Give People a Reason to Follow You

If you are someone who does this, ask yourself, what sort of audience do you WANT? Quantity over quality, then keep doing what you are doing. Quality of quantity, then read on.

So many Twitter accounts tend to be retweets, automatically posted "favourite quotes" and updates generated by saying how many follows, unfollows and retweets they have had this week as if the numbers are all that matters. Because heaven forbid that social media should be about audience engagement. If an account tweets their stats once a week, then that is an account that is not focused on audience engagement. By all means look at the stats, but USE them as well. If you are getting more than ten unfollows in a week, that doesn't mean you need to find MORE followers. It means you need to figure out WHY you are losing the followers you already have.

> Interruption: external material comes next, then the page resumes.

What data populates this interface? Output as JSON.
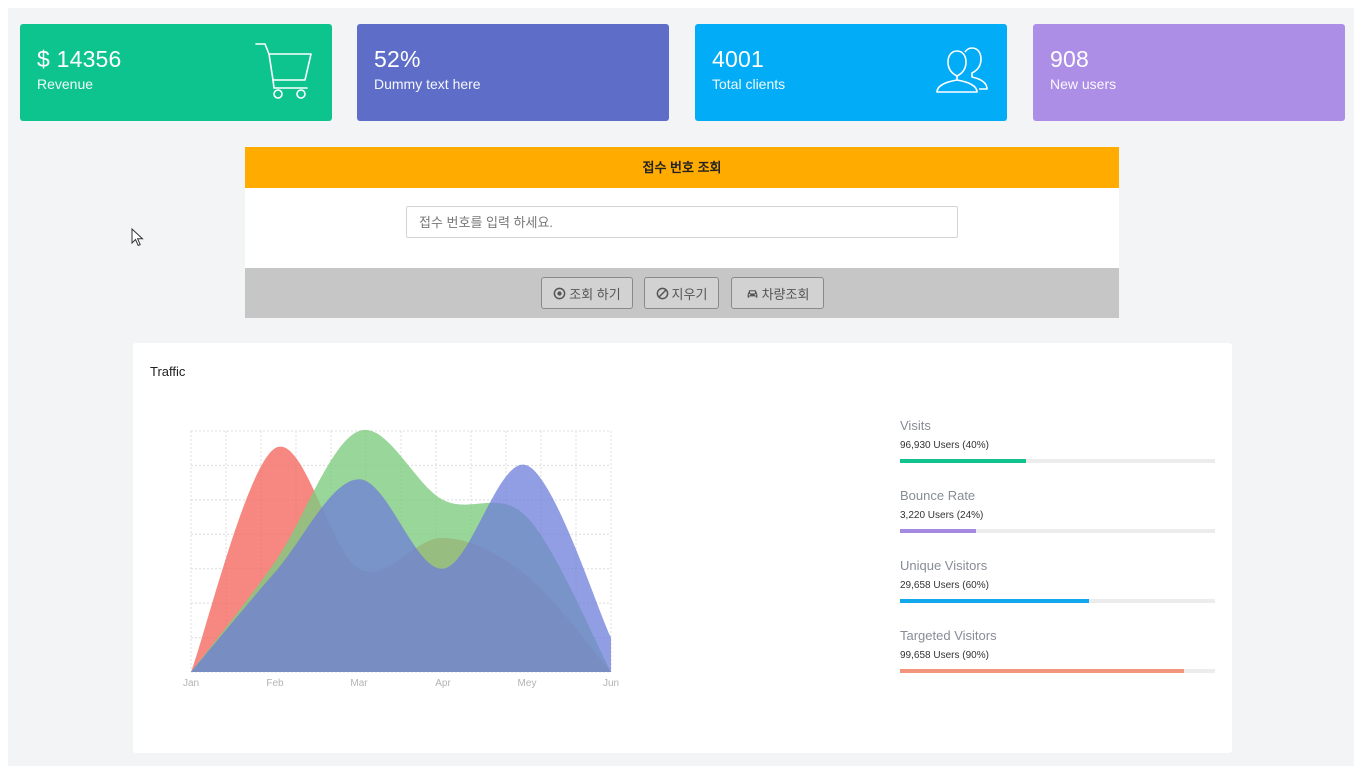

Ask yourself. Your twitter account is part of your brand. Do you give people are REASON to follow it besides boosting their own follower count (and then probably muting you, and silencing your voice)? Is the content that you are posting unique, or are you just posting favourite quotes, links to your book, and retweeting the same viral retweets are everyone else?

If you build it, they will come

  1. Your followers are not just numbers. ENGAGE with them. Get to know them. Comment on their tweets. Ask them questions. Retweet stuff of theirs that you find interesting. Remember, this is social media.
  2. Don't just follow people so that they will follow you back. And don't just unfollow someone because they don't follow you back. Be interesting in your tweets, and be genuinely interested in their tweets. Give them a reason to follow you back. No one gets married after the 1st date (Unless they are drunk).
  3. Don't just be a commercial break. Comment on your life. Give advice. Learned something new about the writing process. Tweet about it. Making progress on your upcoming book. Tweet about it. If people comment on your tweets, respond.
  4. Use hashtags. Hashtags that are relevant to what you are tweeting will be followed by people who are interested in what you are saying, and this will bring people who might be genuinely interested in your product to your account.
  5. DON'T FLOOD PEOPLE'S DM ACCOUNTS!!! I want to make this point 1, 2, 3 and 4. Don't send out an automated DM when someone follows your account. Don't even send out an unautomated DM when someone follows your account. It's rude. It's intrusive. And it is a very good way of getting your recently followed account unfollowed again.
  6. RECIPROCATE. If you want people to read, watch, and comment on your work, then read, watch and comment on their work. Leave feedback (constructive of course). Learn from your audience. Ask questions, and answer questions given to you in turn.

Yes, it takes longer to build your follower count that way, but it means that the follower count you are building is an audience, and not just numbers.